Having a year of experience guiding the Redskins' defensive backs, Gray looks to build off the chemistry he developed with the secondary for better results in 2018.
"The transition's been awesome because now obviously you've got a year underneath your belt," Gray said. "You understand the defensive system a lot more, you know how to present it, coach it a lot more. Players have heard the terms for all of the guys that are coming back and just the learning curve is so much quicker and now the expectations. So it's been great from that standpoint."
Gray had a short stint with the Chicago Bears in 2004-05, but when Lorenzo Ward left for a job with the Oakland Raiders a new opportunity was awaiting him. Virginia Tech invited the Lakeland, Fla., native back to his alma mater in 2005 where he developed a defensive backfield that was second in the nation in given up the fewest passing yards per game over a 10-year span.
Gray helped mold 11 prospects to play in pro secondaries, eventually catching the eye of head coach Jay Gruden. Inviting him to join Washington's coaching staff after one year at the University of Florida, Gruden expected that same success at the college level to transfer over to the NFL.
Having the privilege of coaching a former college understudy in Kendall Fuller during his second season in the NFL, it allowed Gray to be more comfortable coaching a new style to a veteran secondary. His first year saw a major defensive turnaround, with his defensive backs stopping opponents to the third lowest completion percentage (57.6). That was the team's best ranking since leading the NFL in that category in 2005.
With Gray getting more comfortable with the Redskins' goals on the defensive end, Gruden expects his defensive backs coach to continue to improve.
"He's done great, he really has," Gruden said of Gray. "I think he's got the system down. I think it's important to keep the staff around here because I think the more comfortable he is, the better he is. That's the case for everybody, quite frankly. He's a good communicator, does a great job with the safeties and corners – [Assistant Defensive Backs Coach] James Rowe with him. They are a good partnership over there and handle the room extremely well."

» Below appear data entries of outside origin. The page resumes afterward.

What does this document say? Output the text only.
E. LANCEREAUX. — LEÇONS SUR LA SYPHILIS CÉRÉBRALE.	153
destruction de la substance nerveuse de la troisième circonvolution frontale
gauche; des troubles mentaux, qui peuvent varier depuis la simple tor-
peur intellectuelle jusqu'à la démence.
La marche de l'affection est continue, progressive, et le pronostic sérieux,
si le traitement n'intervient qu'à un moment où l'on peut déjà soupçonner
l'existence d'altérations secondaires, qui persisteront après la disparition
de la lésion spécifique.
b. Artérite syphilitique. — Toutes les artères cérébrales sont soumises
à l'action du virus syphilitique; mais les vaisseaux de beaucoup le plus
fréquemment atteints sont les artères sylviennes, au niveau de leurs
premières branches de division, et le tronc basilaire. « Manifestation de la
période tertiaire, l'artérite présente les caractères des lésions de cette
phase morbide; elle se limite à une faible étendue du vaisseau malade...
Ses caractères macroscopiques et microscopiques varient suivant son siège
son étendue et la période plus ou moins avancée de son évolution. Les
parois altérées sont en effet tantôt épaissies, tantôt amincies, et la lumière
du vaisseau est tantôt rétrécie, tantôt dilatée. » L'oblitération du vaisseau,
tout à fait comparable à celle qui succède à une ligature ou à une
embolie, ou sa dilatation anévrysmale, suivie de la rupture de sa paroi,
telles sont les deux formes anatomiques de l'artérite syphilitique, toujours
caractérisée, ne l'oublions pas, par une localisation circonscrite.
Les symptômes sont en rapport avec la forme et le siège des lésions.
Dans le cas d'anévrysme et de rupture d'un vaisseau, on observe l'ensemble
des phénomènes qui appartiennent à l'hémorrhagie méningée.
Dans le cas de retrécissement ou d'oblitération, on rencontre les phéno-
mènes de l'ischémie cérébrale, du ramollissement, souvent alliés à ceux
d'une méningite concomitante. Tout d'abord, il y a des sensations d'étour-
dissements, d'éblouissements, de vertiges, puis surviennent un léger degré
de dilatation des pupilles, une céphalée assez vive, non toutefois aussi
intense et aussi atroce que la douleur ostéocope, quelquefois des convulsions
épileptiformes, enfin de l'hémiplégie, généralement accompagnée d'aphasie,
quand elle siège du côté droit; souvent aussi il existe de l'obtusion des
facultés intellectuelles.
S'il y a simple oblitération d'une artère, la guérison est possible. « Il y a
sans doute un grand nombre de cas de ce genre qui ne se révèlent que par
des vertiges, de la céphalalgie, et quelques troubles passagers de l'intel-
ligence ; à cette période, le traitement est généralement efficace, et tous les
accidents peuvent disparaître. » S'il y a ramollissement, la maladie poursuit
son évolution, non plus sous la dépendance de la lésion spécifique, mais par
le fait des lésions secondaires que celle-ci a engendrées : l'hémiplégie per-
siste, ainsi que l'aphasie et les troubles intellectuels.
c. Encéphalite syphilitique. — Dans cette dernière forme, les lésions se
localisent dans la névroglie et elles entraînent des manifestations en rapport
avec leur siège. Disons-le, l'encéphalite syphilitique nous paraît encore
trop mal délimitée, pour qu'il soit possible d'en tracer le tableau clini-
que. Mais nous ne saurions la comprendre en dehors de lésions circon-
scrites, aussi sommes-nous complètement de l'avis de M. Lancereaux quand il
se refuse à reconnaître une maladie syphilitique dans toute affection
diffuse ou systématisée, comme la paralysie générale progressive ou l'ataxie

When Gray returned to the NFL, he discovered that players respond well in practice to intense communication. As a pass is being deflected, the second-year defensive backs coach is often seen chirping at his secondary to fire them up.
While this has always been his philosophy, it's something that he hopes the players use the energy to translate to critical stops on the field.
"I'm trying to bring energy," Gray said. "I'm always trying to bring energy and hopefully when those guys are bringing energy, like [in the last day of minicamp] or most of the practices, it's just fun to feed off of. I'm trying to just enthuse energy so those guys are always have energy, because I'm always asking it from those guys."
Looking to build off the secondary's success in 2017, Gray understands that communication and chemistry are essential in order to obtain that goal.
"Obviously if it's directed the right way, all of that stuff is fun and games and stuff," Gray said. "Some things you kind of have to work through because, 'Oh coach, I didn't see like this.' I might have seen it differently. So sometimes you have to get on video and watch it on video together to 'okay now this is what we need to be able to make this play or get what we want to get done.' All that stuff is fun and working through it."